Why not apply this model to infrastructure funding? The federal government could demand performance standards designed to reduce the cost of operating cities and, at the same time, improve their productivity and quality of life. Cities with proposals that best met the performance standards would win the necessary funding. Consideration of this model is particularly timely, as Ottawa is to hold talks with the provinces and cities on what a long-term infrastructure plan should look like. (The Building Canada Plan expires in 2014.)
An essential criterion might be to improve the modal split – that is, to increase the ratio of public ridership versus automobile use. Another might be to increase average residential density. (This wouldn’t mean no single-family housing, only a more balanced residential portfolio.) One result would be that investment in transit could pay its way.
Second, the provinces could introduce full cost pricing. Currently, they fund expressways, water and sewage trunk services – in effect, subsidizing the developer at the expense of the city. Such a measure would benefit the city’s configuration and its servicing costs.
And third, at the municipal level, improvements can be made through zoning and city bylaws. These could be rewritten, for example, to allow development of any land use, whether residential, commercial or industrial, only within 1,000 metres of a transit stop. This would tie land use and density to transportation capacity (Planning 101) and also ensure jobs accessibility and reduce commuting times. It also would encourage the integration of all modes of transportation across city regions.
The large parking areas now surrounding shopping centres should be rezoned to allow their development as town centres; and single-family housing should be permitted to convert to duplexes, potentially doubling the existing residential capacity without further land consumption.

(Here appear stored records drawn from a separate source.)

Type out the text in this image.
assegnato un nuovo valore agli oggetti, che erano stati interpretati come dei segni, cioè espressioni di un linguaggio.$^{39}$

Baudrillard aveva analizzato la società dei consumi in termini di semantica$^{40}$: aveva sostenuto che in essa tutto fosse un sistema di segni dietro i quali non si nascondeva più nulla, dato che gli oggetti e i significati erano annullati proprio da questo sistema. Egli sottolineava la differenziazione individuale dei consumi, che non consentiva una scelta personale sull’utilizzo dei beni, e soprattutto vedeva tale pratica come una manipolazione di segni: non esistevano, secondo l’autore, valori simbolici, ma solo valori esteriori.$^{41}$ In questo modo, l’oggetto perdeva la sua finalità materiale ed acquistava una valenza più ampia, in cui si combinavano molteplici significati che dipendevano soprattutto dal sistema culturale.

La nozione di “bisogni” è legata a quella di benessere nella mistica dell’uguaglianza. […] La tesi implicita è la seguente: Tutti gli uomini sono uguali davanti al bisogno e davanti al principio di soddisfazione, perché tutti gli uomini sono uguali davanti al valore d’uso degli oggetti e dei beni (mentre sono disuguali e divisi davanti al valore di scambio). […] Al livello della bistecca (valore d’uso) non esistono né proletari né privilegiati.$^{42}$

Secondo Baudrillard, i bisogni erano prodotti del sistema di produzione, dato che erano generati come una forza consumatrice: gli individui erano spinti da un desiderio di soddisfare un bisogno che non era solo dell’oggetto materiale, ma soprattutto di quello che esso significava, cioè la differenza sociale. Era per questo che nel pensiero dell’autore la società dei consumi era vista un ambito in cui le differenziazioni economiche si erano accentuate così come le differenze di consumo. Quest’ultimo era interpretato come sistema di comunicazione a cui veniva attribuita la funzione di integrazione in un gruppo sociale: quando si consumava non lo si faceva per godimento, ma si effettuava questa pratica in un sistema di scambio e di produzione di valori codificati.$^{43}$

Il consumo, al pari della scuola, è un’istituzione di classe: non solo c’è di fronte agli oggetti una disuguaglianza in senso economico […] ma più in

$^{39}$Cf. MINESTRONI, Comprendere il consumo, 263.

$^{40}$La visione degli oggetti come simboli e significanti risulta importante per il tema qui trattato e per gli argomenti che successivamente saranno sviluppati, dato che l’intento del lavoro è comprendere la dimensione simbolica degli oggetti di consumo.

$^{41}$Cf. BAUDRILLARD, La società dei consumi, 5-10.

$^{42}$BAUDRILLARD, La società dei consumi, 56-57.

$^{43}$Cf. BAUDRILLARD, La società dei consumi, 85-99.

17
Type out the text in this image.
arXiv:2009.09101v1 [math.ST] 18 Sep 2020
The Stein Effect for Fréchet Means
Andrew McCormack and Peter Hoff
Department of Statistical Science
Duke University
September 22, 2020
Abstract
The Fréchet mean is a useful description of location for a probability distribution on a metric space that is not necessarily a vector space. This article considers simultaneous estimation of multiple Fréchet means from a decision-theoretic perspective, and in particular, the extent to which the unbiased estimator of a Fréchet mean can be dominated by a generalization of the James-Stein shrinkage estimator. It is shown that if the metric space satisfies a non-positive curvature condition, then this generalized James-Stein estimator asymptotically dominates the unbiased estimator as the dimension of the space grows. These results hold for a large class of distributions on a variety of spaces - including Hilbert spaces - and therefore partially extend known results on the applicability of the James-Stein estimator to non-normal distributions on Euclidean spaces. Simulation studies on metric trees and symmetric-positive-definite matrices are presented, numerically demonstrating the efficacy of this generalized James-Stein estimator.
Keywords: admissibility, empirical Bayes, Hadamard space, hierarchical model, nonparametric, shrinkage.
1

If this approach is too radical, consider the alternative: Besides increasing debt, there’ll be more sprawl and needless consumption of agricultural, recreational and conservation land, yet longer commuting times, lower productivity, less efficient emergency services, more pollution and a diminished quality of life.
The efforts at all levels of government, particularly municipal, should be focused on land-use planning where the true avoidable costs are, rather than raiding the piggy bank to try short-term fixes.
Jack Diamond is a principal of Toronto-based Diamond + Schmitt Architects.